Earth Day and Earth Jurisprudence

July 6, 2015 - A NASA camera on the Deep Space Climate Observatory satellite has returned its first view of the entire sunlit side of Earth from one million miles away. https://www.nasa.gov/image-feature/nasa-captures-epic-earth-image

July 6, 2015 – A NASA camera on the Deep Space Climate Observatory satellite has returned its first view of the entire sunlit side of Earth from one million miles away.
https://www.nasa.gov/image-feature/nasa-captures-epic-earth-image

Happy Earth Day 2016! I thought this was beautifully articulated today by The Gaia Foundation in London.

What is Earth Jurisprudence?

In response to the multiple eco-social crises we face today, cultural historian and Gaia patron, Thomas Berry, called for a paradigm shift from a human-centred to an Earth-centred world view. Thomas believed, as we do, that today we need an Earth Jurisprudence – a deep philosophy and a way of governing our societies that recognises that the Earth is the primary source of the laws we must live by.

The Earth’s laws govern life on our planet, including our own. We are born into a lawful and ordered Universe and our responsibility as one of many species is to understand and respect these laws and living processes. Our governance systems need to be derived from these laws and our ways of life guided by them.
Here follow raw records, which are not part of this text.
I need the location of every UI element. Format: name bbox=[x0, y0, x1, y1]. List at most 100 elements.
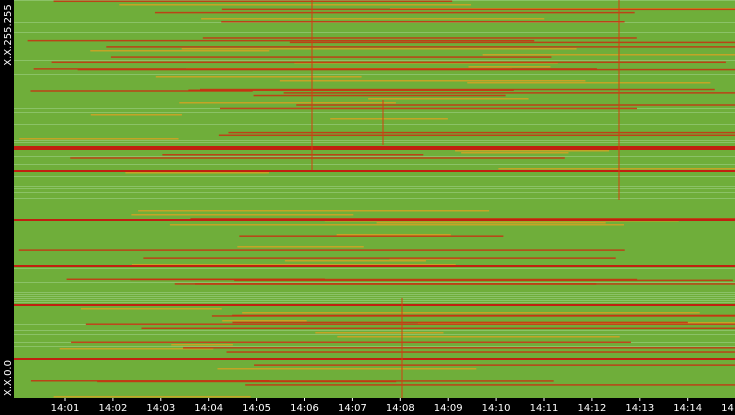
texture-orange bbox=[237, 246, 364, 248]
texture-red bbox=[195, 283, 735, 285]
x-tick-label: 14:02 bbox=[98, 403, 127, 414]
x-tick-label: 14:12 bbox=[577, 403, 606, 414]
texture-red bbox=[254, 364, 735, 366]
texture-orange bbox=[53, 396, 251, 398]
x-tick-label: 14:11 bbox=[530, 403, 559, 414]
texture-light bbox=[14, 292, 735, 293]
texture-red bbox=[232, 321, 688, 324]
texture-red bbox=[239, 235, 504, 237]
texture-light bbox=[14, 176, 735, 177]
texture-red bbox=[110, 56, 552, 58]
texture-red bbox=[228, 131, 735, 134]
texture-red bbox=[141, 327, 735, 330]
texture-orange bbox=[468, 66, 551, 68]
texture-red bbox=[97, 380, 397, 383]
texture-light bbox=[14, 186, 735, 187]
texture-light bbox=[14, 32, 735, 33]
texture-red bbox=[70, 157, 565, 159]
texture-light bbox=[14, 346, 735, 347]
texture-red bbox=[226, 351, 735, 353]
texture-light bbox=[14, 298, 735, 299]
texture-orange bbox=[284, 260, 426, 262]
texture-orange bbox=[279, 80, 586, 82]
texture-red bbox=[183, 347, 735, 349]
texture-orange bbox=[181, 48, 577, 50]
texture-orange bbox=[90, 114, 182, 116]
texture-light bbox=[14, 140, 735, 141]
texture-light bbox=[14, 302, 735, 303]
texture-red bbox=[27, 39, 535, 42]
texture-light bbox=[14, 188, 735, 189]
texture-orange bbox=[461, 152, 569, 154]
texture-light bbox=[14, 282, 735, 283]
texture-orange bbox=[171, 344, 233, 346]
x-tick-label: 14:07 bbox=[338, 403, 367, 414]
streak bbox=[14, 146, 735, 148]
texture-orange bbox=[330, 118, 448, 120]
texture-orange bbox=[336, 234, 451, 236]
texture-red bbox=[33, 68, 597, 70]
texture-red bbox=[234, 279, 733, 282]
texture-light bbox=[14, 156, 735, 157]
x-tick-label: 14:01 bbox=[51, 403, 80, 414]
texture-red bbox=[202, 37, 637, 39]
texture-light bbox=[14, 294, 735, 295]
texture-red bbox=[53, 0, 453, 3]
texture-red bbox=[30, 90, 253, 92]
streak bbox=[14, 358, 735, 360]
texture-red bbox=[154, 11, 635, 14]
texture-red bbox=[130, 278, 638, 281]
texture-light bbox=[14, 330, 735, 331]
texture-orange bbox=[242, 312, 700, 314]
texture-orange bbox=[482, 54, 735, 56]
texture-red bbox=[253, 94, 506, 97]
texture-red bbox=[221, 20, 625, 23]
texture-orange bbox=[80, 308, 222, 310]
texture-red bbox=[106, 46, 735, 48]
texture-orange bbox=[179, 102, 396, 104]
texture-orange bbox=[131, 214, 354, 216]
texture-orange bbox=[315, 332, 444, 334]
texture-light bbox=[14, 112, 735, 113]
texture-light bbox=[14, 300, 735, 301]
texture-light bbox=[14, 22, 735, 23]
texture-red bbox=[85, 323, 735, 326]
texture-light bbox=[14, 334, 735, 335]
texture-red bbox=[51, 61, 726, 64]
texture-orange bbox=[368, 98, 529, 100]
y-bottom-label: X.X.0.0 bbox=[3, 360, 14, 396]
texture-orange bbox=[125, 172, 269, 174]
texture-orange bbox=[498, 168, 735, 170]
streak bbox=[14, 304, 735, 306]
texture-light bbox=[14, 164, 735, 165]
x-tick-label: 14:13 bbox=[625, 403, 654, 414]
texture-light bbox=[14, 60, 735, 61]
x-tick-label: 14:09 bbox=[434, 403, 463, 414]
streak bbox=[14, 170, 735, 172]
y-top-label: X.X.255.255 bbox=[3, 4, 14, 65]
plot-area bbox=[14, 0, 735, 398]
x-tick-label: 14:15 bbox=[721, 403, 735, 414]
texture-orange bbox=[222, 320, 307, 322]
texture-red bbox=[283, 92, 735, 94]
texture-orange bbox=[376, 222, 606, 224]
texture-light bbox=[14, 296, 735, 297]
texture-orange bbox=[455, 150, 610, 152]
texture-red bbox=[221, 8, 735, 11]
texture-orange bbox=[201, 18, 545, 20]
texture-orange bbox=[19, 138, 179, 140]
texture-light bbox=[14, 268, 735, 269]
texture-red bbox=[218, 134, 735, 137]
texture-orange bbox=[169, 224, 625, 226]
streak bbox=[14, 219, 735, 221]
texture-red bbox=[289, 41, 735, 44]
texture-red bbox=[245, 384, 735, 386]
texture-light bbox=[14, 74, 735, 75]
texture-red bbox=[190, 218, 735, 220]
texture-light bbox=[14, 198, 735, 199]
texture-red bbox=[296, 104, 735, 106]
texture-red bbox=[219, 107, 637, 110]
texture-orange bbox=[119, 4, 472, 6]
texture-orange bbox=[59, 348, 214, 350]
texture-red bbox=[162, 154, 424, 156]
Indigenous peoples who maintain their ways of life recognise this reality. The violation of these laws, as we are now witnessing, leads to ecological, climatic, social, and economic chaos.
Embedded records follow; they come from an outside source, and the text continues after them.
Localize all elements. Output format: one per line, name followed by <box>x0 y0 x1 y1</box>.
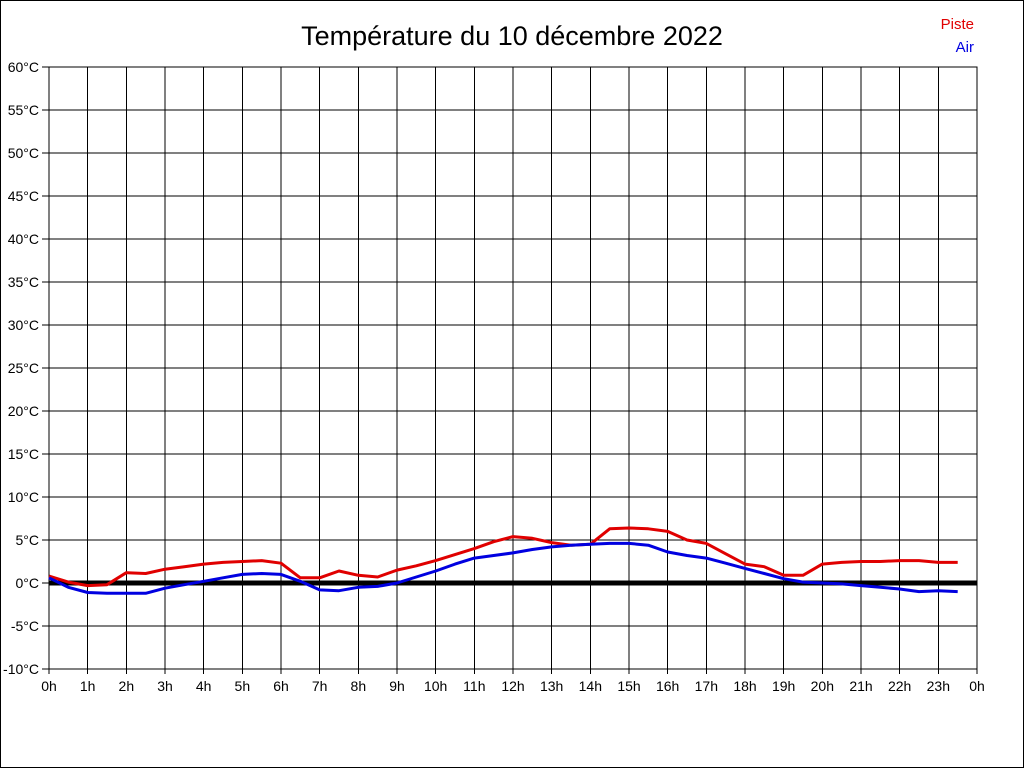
y-axis-tick-label: -10°C <box>3 661 39 677</box>
x-axis-tick-label: 7h <box>312 678 328 694</box>
x-axis-tick-label: 0h <box>41 678 57 694</box>
y-axis-tick-label: 60°C <box>8 59 39 75</box>
x-axis-tick-label: 15h <box>617 678 640 694</box>
chart-legend: Piste Air <box>941 13 974 59</box>
y-axis-tick-label: 15°C <box>8 446 39 462</box>
y-axis-tick-label: 20°C <box>8 403 39 419</box>
y-axis-tick-label: 0°C <box>16 575 40 591</box>
y-axis-tick-label: 50°C <box>8 145 39 161</box>
x-axis-tick-label: 12h <box>501 678 524 694</box>
x-axis-tick-label: 11h <box>463 678 485 694</box>
y-axis-tick-label: 30°C <box>8 317 39 333</box>
x-axis-tick-label: 8h <box>351 678 367 694</box>
x-axis-tick-label: 13h <box>540 678 563 694</box>
x-axis-tick-label: 5h <box>235 678 251 694</box>
x-axis-tick-label: 14h <box>579 678 602 694</box>
x-axis-tick-label: 0h <box>969 678 985 694</box>
y-axis-tick-label: 5°C <box>16 532 40 548</box>
y-axis-tick-label: 55°C <box>8 102 39 118</box>
x-axis-tick-label: 3h <box>157 678 173 694</box>
y-axis-tick-label: 40°C <box>8 231 39 247</box>
y-axis-tick-label: 25°C <box>8 360 39 376</box>
y-axis-tick-label: 35°C <box>8 274 39 290</box>
series-line-piste <box>48 526 958 588</box>
x-axis-tick-label: 21h <box>849 678 872 694</box>
y-axis-tick-label: 10°C <box>8 489 39 505</box>
x-axis-tick-label: 20h <box>811 678 834 694</box>
x-axis-tick-label: 16h <box>656 678 679 694</box>
y-axis-tick-label: 45°C <box>8 188 39 204</box>
x-axis-tick-label: 17h <box>695 678 718 694</box>
x-axis-tick-label: 6h <box>273 678 289 694</box>
x-axis-tick-label: 4h <box>196 678 212 694</box>
x-axis-tick-label: 1h <box>80 678 96 694</box>
x-axis-tick-label: 18h <box>733 678 756 694</box>
y-axis-tick-label: -5°C <box>11 618 39 634</box>
legend-item-piste: Piste <box>940 16 974 33</box>
x-axis-tick-label: 2h <box>119 678 135 694</box>
x-axis-tick-label: 9h <box>389 678 405 694</box>
plot-frame <box>48 66 978 670</box>
x-axis-tick-label: 23h <box>927 678 950 694</box>
x-axis-tick-label: 10h <box>424 678 447 694</box>
legend-item-air: Air <box>955 39 974 56</box>
chart-title: Température du 10 décembre 2022 <box>301 21 723 51</box>
x-axis-tick-label: 22h <box>888 678 911 694</box>
x-axis-tick-label: 19h <box>772 678 795 694</box>
series-line-air <box>48 541 958 595</box>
This understanding, that human well-being is intrinsically linked to the well-being of Earth, is common to indigenous cultures and the way in which humans have understood our place in the world for most of our history. The idea that humans are superior and unaccountable to Nature rather than inextricably part of her, has led to a planetary crisis.  We have become profoundly disconnected from the Earth and treat the Earth as a collection of objects or ‘resources’ to be used rather than a community to which we belong.
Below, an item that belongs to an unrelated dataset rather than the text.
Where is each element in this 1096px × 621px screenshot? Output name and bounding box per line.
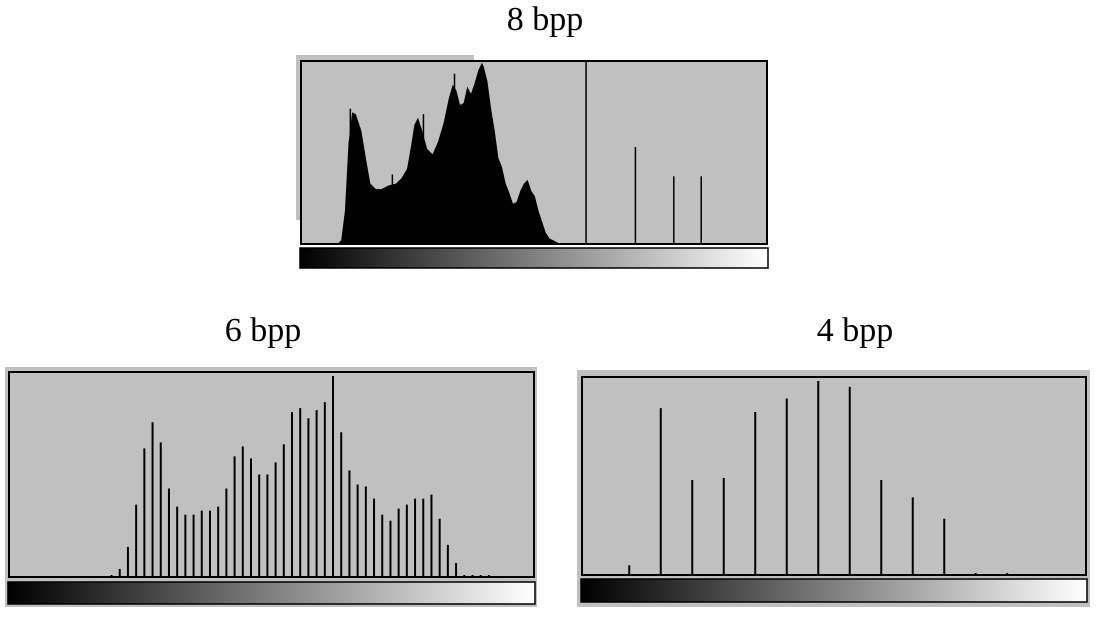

Earth Jurisprudence acknowledges that the good of the whole takes precedence over the good of the individual elements. This is the foundational thought for the transition away from an extractive relationship with our planet and each other, fostered by the modern industrial society and the ideology of the growth economy. The way we govern ourselves needs to embody an ethical code of practice which requires us to live according to Nature’s laws for the well-being of the whole of Earth Community and future generations of all species.